Até que ela se deitou na cama colorida; peito e olhos pra cima, enquanto mirava os vôos das andorinhas, altos e baixos, rápidos, lentos, sublimes. Enquanto as observava, seu corpo quicava na cama de tanto rir daquilo que acontecia, era uma felicidade que estremecia por dentro. Aos poucos, ela sente bicadas por todos os lados e quando vê, está flutuando de verdade. As andorinhas à levantaram e queriam levar ela janela à fora. Ela aceitou e deixou-se levar. Mas as grades da sua janela (impostas pelo medo) não a deixavam passar. Assim, ela racionalmente pensou em sair pela porta e encontrá-las na rua, onde seria levada pra algum lugar, não importava onde. Tudo combinado, então as andorinhas começaram a bater voo e sair uma a uma pela janela para se encontrarem na rua com a menina. Enquanto isso, ela abria a porta do quarto, corria no corredor, abria a porta da casa, descia as escadas, abria todas as portas que a prendiam naquela casa. Até que chegou na rua às carreiras, igualmente nua e colorida, e via as últimas andorinhas saírem de sua janela. Gritava pra que elas a vissem ali e a levassem.

Mas viu apenas as andorinhas tecerem uma longa rede, muito além dos fios tensos da pauta de metal... um longo caminho rumo à um lugar desconhecido.
Só se via onde começava e as cores com as quais foi tecida, mas seu fim, se perdia dentro da imensidão do céu azul daquela cidade, numa segunda-feira de manha, como todas as outras.

E lá estava ela na calçada, com a mão direita de pára-sol, buscando um fio perdido pra que ela subisse naquela teia e saísse dali. Mas não encontrara nenhuma brecha deixada pelas andorinhas.
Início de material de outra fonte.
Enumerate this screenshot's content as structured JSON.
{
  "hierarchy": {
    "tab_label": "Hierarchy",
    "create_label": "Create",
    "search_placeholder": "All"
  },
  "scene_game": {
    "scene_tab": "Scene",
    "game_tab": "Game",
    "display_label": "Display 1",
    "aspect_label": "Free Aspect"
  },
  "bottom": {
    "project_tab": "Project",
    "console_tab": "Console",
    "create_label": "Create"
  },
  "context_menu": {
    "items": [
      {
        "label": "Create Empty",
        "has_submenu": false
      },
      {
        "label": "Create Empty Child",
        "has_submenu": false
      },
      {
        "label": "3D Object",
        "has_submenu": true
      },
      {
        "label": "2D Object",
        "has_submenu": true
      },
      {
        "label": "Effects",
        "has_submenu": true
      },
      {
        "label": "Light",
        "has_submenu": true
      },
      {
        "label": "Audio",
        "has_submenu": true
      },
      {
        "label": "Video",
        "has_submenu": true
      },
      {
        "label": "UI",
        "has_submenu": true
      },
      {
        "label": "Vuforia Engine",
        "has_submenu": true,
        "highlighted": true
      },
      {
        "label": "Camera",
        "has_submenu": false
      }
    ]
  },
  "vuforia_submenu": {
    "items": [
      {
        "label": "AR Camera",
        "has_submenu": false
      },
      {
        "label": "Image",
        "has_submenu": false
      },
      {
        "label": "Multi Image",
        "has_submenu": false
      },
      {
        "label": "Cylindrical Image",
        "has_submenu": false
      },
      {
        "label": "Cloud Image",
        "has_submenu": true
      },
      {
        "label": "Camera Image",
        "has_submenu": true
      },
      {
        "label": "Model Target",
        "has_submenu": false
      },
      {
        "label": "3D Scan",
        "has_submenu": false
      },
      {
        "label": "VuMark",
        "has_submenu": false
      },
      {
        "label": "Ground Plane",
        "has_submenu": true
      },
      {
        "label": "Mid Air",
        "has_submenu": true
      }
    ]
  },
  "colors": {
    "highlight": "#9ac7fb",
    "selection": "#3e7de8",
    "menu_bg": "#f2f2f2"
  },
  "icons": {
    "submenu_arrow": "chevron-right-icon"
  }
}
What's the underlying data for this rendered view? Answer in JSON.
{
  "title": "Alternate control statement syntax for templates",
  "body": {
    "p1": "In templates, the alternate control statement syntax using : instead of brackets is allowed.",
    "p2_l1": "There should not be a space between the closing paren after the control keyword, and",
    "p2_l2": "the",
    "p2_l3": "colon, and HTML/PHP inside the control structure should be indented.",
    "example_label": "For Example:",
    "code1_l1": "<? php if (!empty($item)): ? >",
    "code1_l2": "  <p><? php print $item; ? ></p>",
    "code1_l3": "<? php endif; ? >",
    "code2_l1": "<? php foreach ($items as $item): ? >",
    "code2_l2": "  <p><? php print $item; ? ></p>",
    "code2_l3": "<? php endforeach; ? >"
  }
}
Nenhum fiapo de linha, colorida ou nao, fora deixada para que ela subisse ali. Então ela olhou para si mesma, e ainda estava colorida e cheia de asas por todos os lados, por dentro e por fora. Sorriu, e fechou os olhos pra sentir o primeiro pingo da chuva que o céu prenunciava. Choveu, sentiu, sorriu, e manteve os olhos fechados.
Ao sentir o sol novamente esquentar sua cabeça e seus pés, abriu os olhos e já não se via colorida, nua e cheia de asas. Estava vestida de tênis, calça, blusa e despida de cores e asas. Só lhe sobrara algumas cores roubadas que ainda coloriam seu sonho, que se retorcia e batia asas dentro da mão esquerda querendo sair.

9:45AM
Ela colocou os óculos escuros, um sorrido no rosto e segiu. Estava 1h45min atrasada pro trabalho, numa segunda-feira que já não era como outra qualquer; havia ganhado um sonho em cores, e o tinha nas mãos, louco pra escapulir entre os dedos e sair voando.